Table 1 Significantly increased risk of breast cancer for individuals with both a high PRS313 and high WID™-qtBC index.

Comparing the PRS313, WID™-qtBC, or a combination thereof across different risk quartiles, the WID™-qtBC either alone or in combination with the PRS313 exhibited an increased OR compared to the PRS313 in the highest risk quartile, suggesting enhanced risk stratification (Fig. 3c); we did not see an improved performance when combining the WID™-qtBC with the PRS313 compared to the WID™-qtBC alone in this set, although sample numbers were small (Fig. 3c).

Association of combined WID™-qtBC and PRS313 risk groups with clinical features

The highest risk scores (both high PRS313 and high WID™-qtBC) were associated with higher tumour stages and grades (Fig. 3d, p = 0.0349 and p = 0.0167 for stage and grade, respectively, derived from logistic regression model using ER status, PR status, HER2 status, nodal stage, tumour stage, and tumour grade as independent variables and risk group as the dependent variable). Of note, the proportion of patients with a low PRS and a low WID™-qtBC appeared higher in the ER- than in the ER+ group, which would not clinically be expected. In a logistic regression model, either accounting or not accounting for additional receptor status and stage/grade, ER status was associated with an increase in risk group, but this was not significant. We therefore believe this to reflect the relatively small sample size rather than a clinically significant effect. Due to the case/control design our study population is not entirely reflective of the general population, and a prospective collection of cohort samples will be required to further evaluate the use of the WID™-qtBC.

Malleability of WID™-qtBC by external factors

Whereas the PRS313 captures the genetic heritable risk, the WID™-qtBC could be modified by non-heritable factors as it is based on DNA methylation, which is known to be influenced by ageing and external exposures34. This might make it amenable to dynamic risk monitoring. Inhibition of the action of progesterone, a key risk driver of breast cancer development, has been suggested to reduce breast cancer risk35. Two-month exposure to mifepristone reduced the WID™-qtBC in breast tissues of 7/9 individuals compared to a reduction in only 3/11 women in a control group treated with vitamins (Fig. 4a), although this was not significant using paired Wilcoxon tests (p = 0.31 and p = 0.43 for mifepristone and vitamin use, respectively). Interestingly, the WID™-qtBC also was significantly positively associated with age, body mass index, and age at menopause (the latter two only in breast cancer cases) (Fig. 4b-e) in cervical samples of the validation set, indicating an interaction between genetic (mQTLs) with non-genetic risk factors. A high PRS313 appeared to drive higher WID™-qtBC levels particularly in younger women that were aged below the median age in the validation set (p = 0.017 compared with lowest PRS313 quartile in Wilcoxon test, Supplementary Figure 2).

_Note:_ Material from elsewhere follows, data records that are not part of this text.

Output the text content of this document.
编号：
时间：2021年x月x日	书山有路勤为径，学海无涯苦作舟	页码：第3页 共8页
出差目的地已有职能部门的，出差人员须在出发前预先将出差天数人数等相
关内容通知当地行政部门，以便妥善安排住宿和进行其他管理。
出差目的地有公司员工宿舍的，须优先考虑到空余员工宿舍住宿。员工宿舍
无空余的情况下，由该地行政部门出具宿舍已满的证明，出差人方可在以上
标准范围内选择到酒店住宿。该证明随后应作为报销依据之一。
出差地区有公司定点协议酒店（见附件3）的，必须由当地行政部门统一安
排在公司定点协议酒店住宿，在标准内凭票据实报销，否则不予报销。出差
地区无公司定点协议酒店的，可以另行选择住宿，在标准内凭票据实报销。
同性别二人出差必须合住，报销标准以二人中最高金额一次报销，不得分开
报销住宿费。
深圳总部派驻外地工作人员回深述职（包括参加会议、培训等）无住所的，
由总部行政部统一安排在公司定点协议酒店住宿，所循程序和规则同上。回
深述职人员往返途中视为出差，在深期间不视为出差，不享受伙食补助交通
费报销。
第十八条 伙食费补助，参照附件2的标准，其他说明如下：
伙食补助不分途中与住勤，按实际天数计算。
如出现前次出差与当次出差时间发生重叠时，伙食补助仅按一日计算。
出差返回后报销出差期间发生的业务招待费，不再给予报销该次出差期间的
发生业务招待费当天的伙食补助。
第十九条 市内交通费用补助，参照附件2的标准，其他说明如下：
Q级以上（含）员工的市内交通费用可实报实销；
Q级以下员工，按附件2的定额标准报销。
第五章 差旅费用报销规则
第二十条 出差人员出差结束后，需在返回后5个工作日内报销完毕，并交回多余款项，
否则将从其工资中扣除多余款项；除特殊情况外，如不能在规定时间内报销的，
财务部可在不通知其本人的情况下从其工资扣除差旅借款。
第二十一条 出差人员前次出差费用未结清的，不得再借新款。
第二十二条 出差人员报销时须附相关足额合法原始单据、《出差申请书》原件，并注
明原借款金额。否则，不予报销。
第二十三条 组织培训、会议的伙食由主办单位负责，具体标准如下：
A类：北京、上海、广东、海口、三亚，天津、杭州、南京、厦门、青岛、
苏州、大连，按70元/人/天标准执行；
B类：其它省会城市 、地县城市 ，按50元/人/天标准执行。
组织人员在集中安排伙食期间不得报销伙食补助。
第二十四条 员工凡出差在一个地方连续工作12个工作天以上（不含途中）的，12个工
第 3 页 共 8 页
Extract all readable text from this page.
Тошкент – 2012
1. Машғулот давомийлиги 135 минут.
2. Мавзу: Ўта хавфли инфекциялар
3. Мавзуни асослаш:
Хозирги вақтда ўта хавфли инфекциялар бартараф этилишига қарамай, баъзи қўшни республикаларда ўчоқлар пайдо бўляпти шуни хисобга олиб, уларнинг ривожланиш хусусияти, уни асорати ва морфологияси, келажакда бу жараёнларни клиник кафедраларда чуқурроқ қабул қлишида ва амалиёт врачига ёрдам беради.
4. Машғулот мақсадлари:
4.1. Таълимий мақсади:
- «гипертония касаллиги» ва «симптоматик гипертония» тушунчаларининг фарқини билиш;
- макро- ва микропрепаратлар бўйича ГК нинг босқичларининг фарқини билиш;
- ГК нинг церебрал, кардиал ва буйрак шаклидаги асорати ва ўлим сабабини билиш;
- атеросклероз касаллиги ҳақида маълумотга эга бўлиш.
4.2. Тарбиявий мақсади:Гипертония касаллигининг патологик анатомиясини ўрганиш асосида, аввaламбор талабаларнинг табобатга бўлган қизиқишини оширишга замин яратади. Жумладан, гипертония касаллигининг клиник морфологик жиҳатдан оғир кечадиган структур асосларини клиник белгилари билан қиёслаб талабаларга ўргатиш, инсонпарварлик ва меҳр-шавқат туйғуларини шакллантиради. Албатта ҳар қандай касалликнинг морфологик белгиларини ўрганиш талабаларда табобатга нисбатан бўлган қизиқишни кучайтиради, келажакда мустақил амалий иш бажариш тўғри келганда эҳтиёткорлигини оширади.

Fig. 4: Dynamic changes of the WIDTM-qtBC and association with non-genetic characteristics.
figure 4

a Matched breast biopsy samples in healthy women before and after two months of vitamin or mifepristone treatment. 7/9 (77.8%) women in the mifepristone group showed a reduction in the WIDTM-qtBC while only 3/11 (27.3%) showed a reduction in the vitamin group. Association of the WID™-qtBC scores in cervical samples in the validation set with (b) age, (c) body mass index, (d) age at menarche, and (e) age at menopause in cancer cases and controls (R indicates Pearson correlation coefficient).

Discussion

Our study demonstrates that a combination of 104 mQTL CpGs can identify women with breast cancer using hormone-sensitive surrogate samples (cervical sample; Fig. 2b, c) or breast tissue (Fig. 2e, f). A recent clinical trial showed that breast magnetic resonance imaging (MRI) detected cancers at earlier stages (smaller and less likely node-positive) in women aged 30–55 years with a cumulative lifetime breast cancer risk of at least 20% than mammography36, and that MRI screening is preferred in high-risk women37. Hence, taking the distribution of controls in the validation set as a proxy for the general population, offering the 13.8% of women within the high PRS313/high WID™-qtBC group screening will result in identification of 50.4% of all breast cancers, and these will likely be cancers which might benefit most from earlier detection, e.g., using MRI or Digital Breast Tomosynthesis.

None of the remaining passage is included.